Ayalon Institute Museum: A Bullet Factory Under the British Nose
The Machon Ayalon was created and operated by the Haganah, the main paramilitary organization of the Jewish population at the time who was working with the clandestine Israel Military industries. It took years of preparation to smuggle in the necessary machinery before they could build the factory. When the time was right, Kibbutz Hill in Rehovot was chosen as the perfect location. It was located conveniently on a hard to see hill, where noise would be covered by passing trains, and construction would go unnoticed by the British forces. The factory was built 8 meters underneath a laundromat, where they actually serviced British soldiers’ laundry needs. A hidden staircase underneath one of the laundry machines led to the underground factory where 45 brave young men and women took on this crucial task.
How Did They Do it?
For three years, the Machon Ayalon produced bullets for the Sten Gun; a machine gun invented by the British in WWII that could shoot 500 rounds a minute. At their peak, the team could produce up to 40,000 bullets a day. However, there was more to it than just producing bullets. The whole affair was top secret with every detail was planned out; because if they were discovered; it would mean a death penalty for all involved. The production team employed clever ways to cover the machines’ noise and for when they had to test the bullets in the underground shooting range within the factory. Today you can see all this in the Ayalon Institute Museum.

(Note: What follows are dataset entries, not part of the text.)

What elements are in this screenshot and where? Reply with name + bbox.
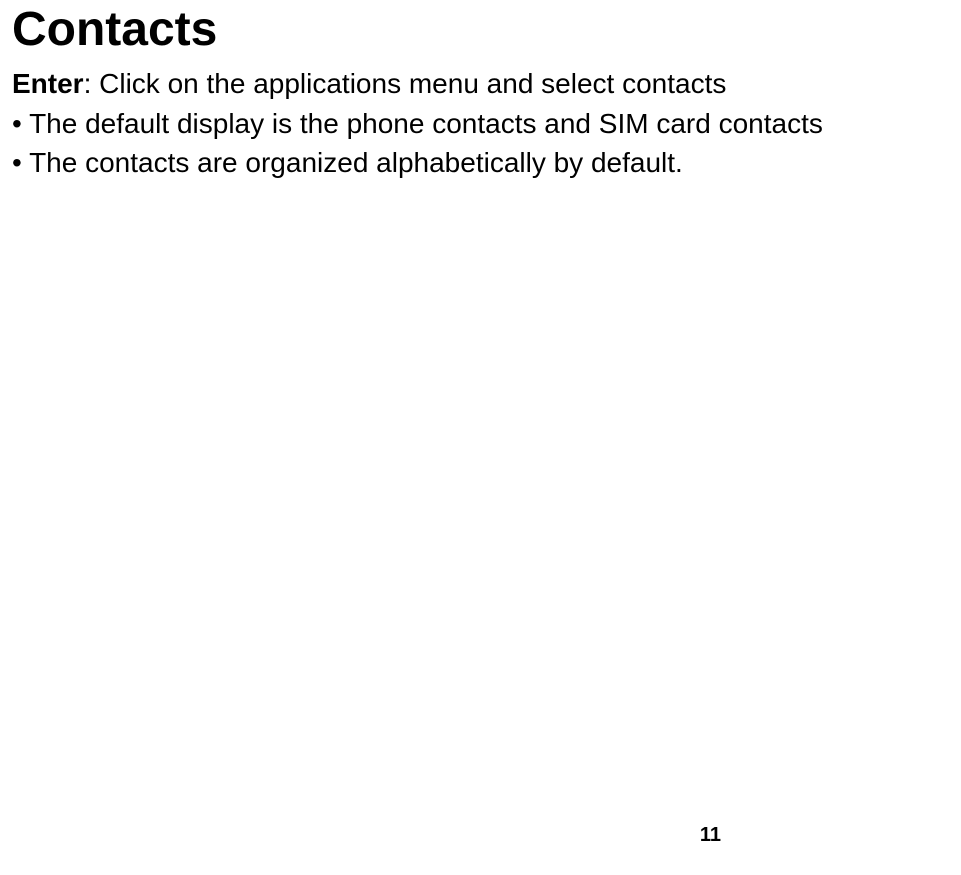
enter-label: Enter: [12, 68, 84, 99]
bullet-item-2: • The contacts are organized alphabetica…: [12, 144, 949, 182]
bullet-item-1: • The default display is the phone conta…: [12, 105, 949, 143]
enter-instruction-text: : Click on the applications menu and sel…: [84, 68, 727, 99]
enter-instruction-line: Enter: Click on the applications menu an…: [12, 65, 949, 103]
page-title: Contacts: [12, 0, 949, 57]
page-number: 11: [700, 824, 721, 847]
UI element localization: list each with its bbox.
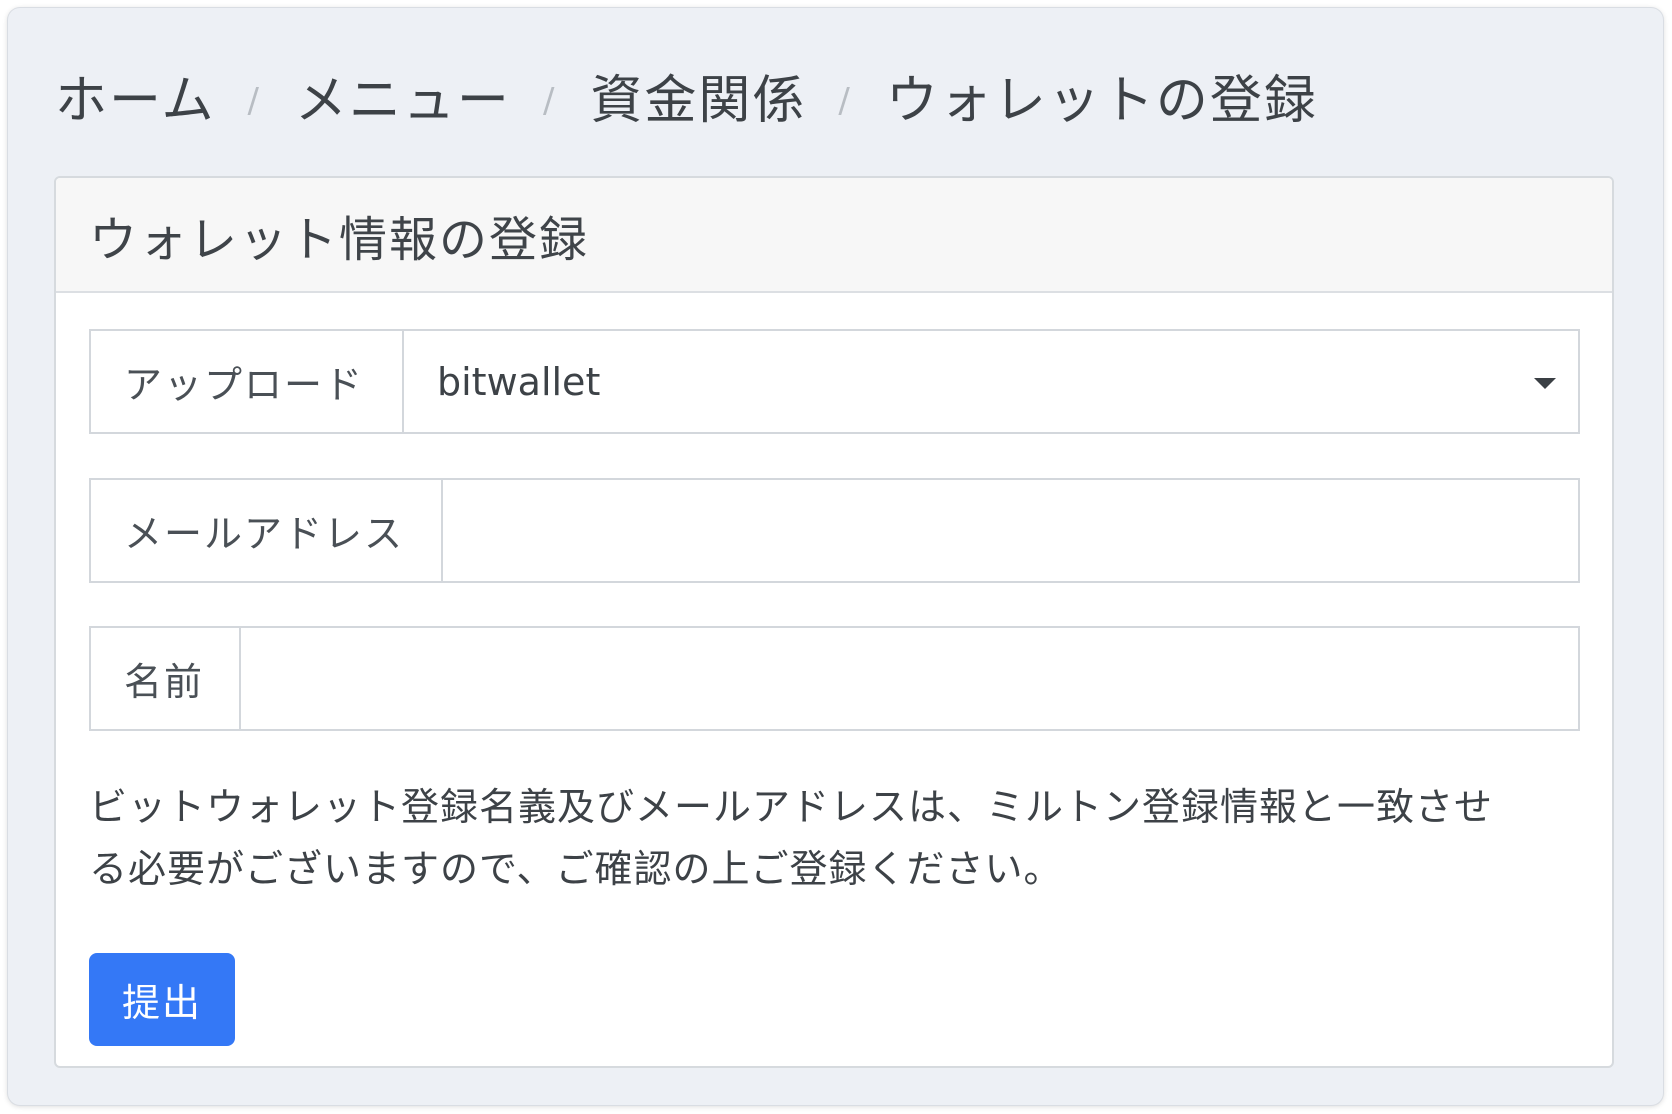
breadcrumb-current: ウォレットの登録	[885, 70, 1318, 131]
upload-input-group: アップロード bitwallet	[89, 329, 1580, 434]
breadcrumb-menu[interactable]: メニュー	[295, 58, 511, 133]
note-line: ビットウォレット登録名義及びメールアドレスは、ミルトン登録情報と一致させ	[89, 785, 1494, 829]
breadcrumb: ホーム / メニュー / 資金関係 / ウォレットの登録	[55, 58, 1318, 133]
registration-note: ビットウォレット登録名義及びメールアドレスは、ミルトン登録情報と一致させ る必要…	[89, 776, 1589, 900]
app-window: ホーム / メニュー / 資金関係 / ウォレットの登録 ウォレット情報の登録 …	[8, 8, 1663, 1105]
email-label: メールアドレス	[91, 480, 443, 581]
upload-label: アップロード	[91, 331, 404, 432]
breadcrumb-funds[interactable]: 資金関係	[590, 58, 806, 133]
breadcrumb-separator: /	[542, 81, 557, 121]
chevron-down-icon	[1534, 378, 1556, 389]
card-title: ウォレット情報の登録	[89, 211, 590, 268]
breadcrumb-home[interactable]: ホーム	[55, 58, 215, 133]
submit-button[interactable]: 提出	[89, 953, 235, 1046]
breadcrumb-separator: /	[247, 81, 261, 121]
note-line: る必要がございますので、ご確認の上ご登録ください。	[89, 847, 1063, 891]
card-header: ウォレット情報の登録	[56, 178, 1612, 293]
wallet-registration-card: ウォレット情報の登録 アップロード bitwallet メールアドレス 名前 ビ…	[54, 176, 1614, 1068]
name-field[interactable]	[241, 628, 1578, 729]
breadcrumb-separator: /	[838, 81, 852, 121]
upload-select-value: bitwallet	[437, 359, 601, 404]
name-input-group: 名前	[89, 626, 1580, 731]
email-input-group: メールアドレス	[89, 478, 1580, 583]
name-label: 名前	[91, 628, 241, 729]
upload-select[interactable]: bitwallet	[404, 331, 1578, 432]
email-field[interactable]	[443, 480, 1578, 581]
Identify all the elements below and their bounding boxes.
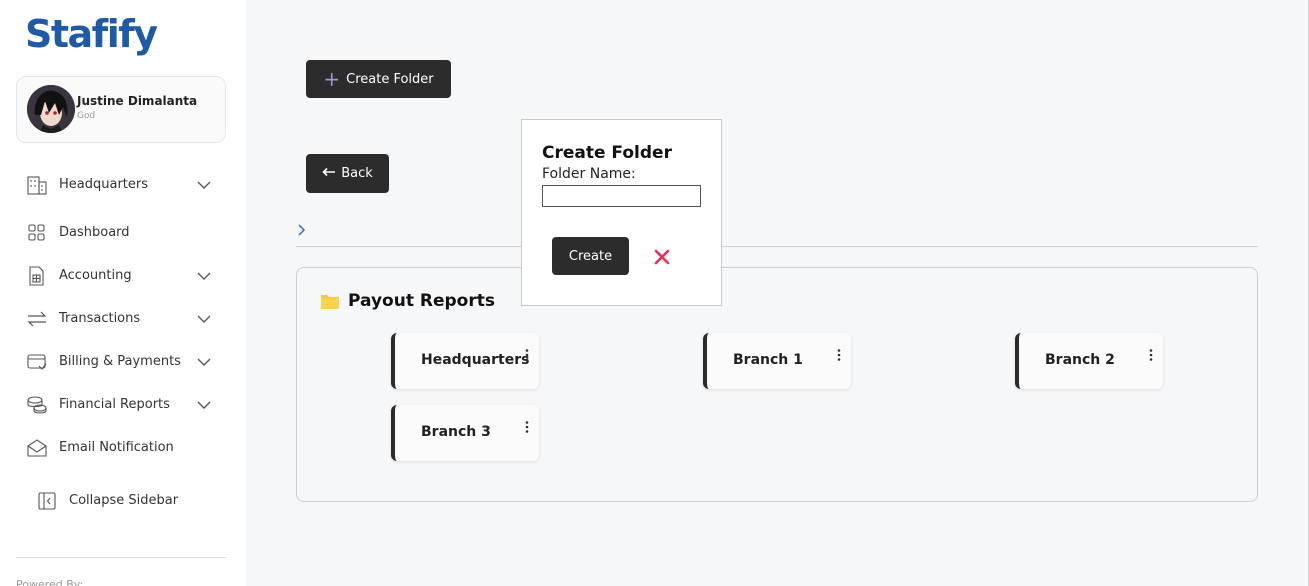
folder-name-input[interactable] xyxy=(542,185,701,207)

They even went so far as to have a tanning bed for the workers; so it appeared as though they had been working outside rather than in a sunless factory. Crazy enough, the greatest danger was not the armed British soldiers nearby but the factory itself; one mistake could have made the whole factory explode. Luckily, there was never a fatal accident, they never got caught, and they were able to create enough ammunition to turn the tide of the future battles Israel would face.
Machon Ayalon Museum Opening Hours:
From Sunday through Thursday: till 8:30 am to 4:00 pm
Friday: 8:30 am to 2:00 pm
Saturday: 8:30 am to 4:00 pm
Note: Visiting the museum REQUIRES booking a tour in advance. Tours are offered in English and Hebrew.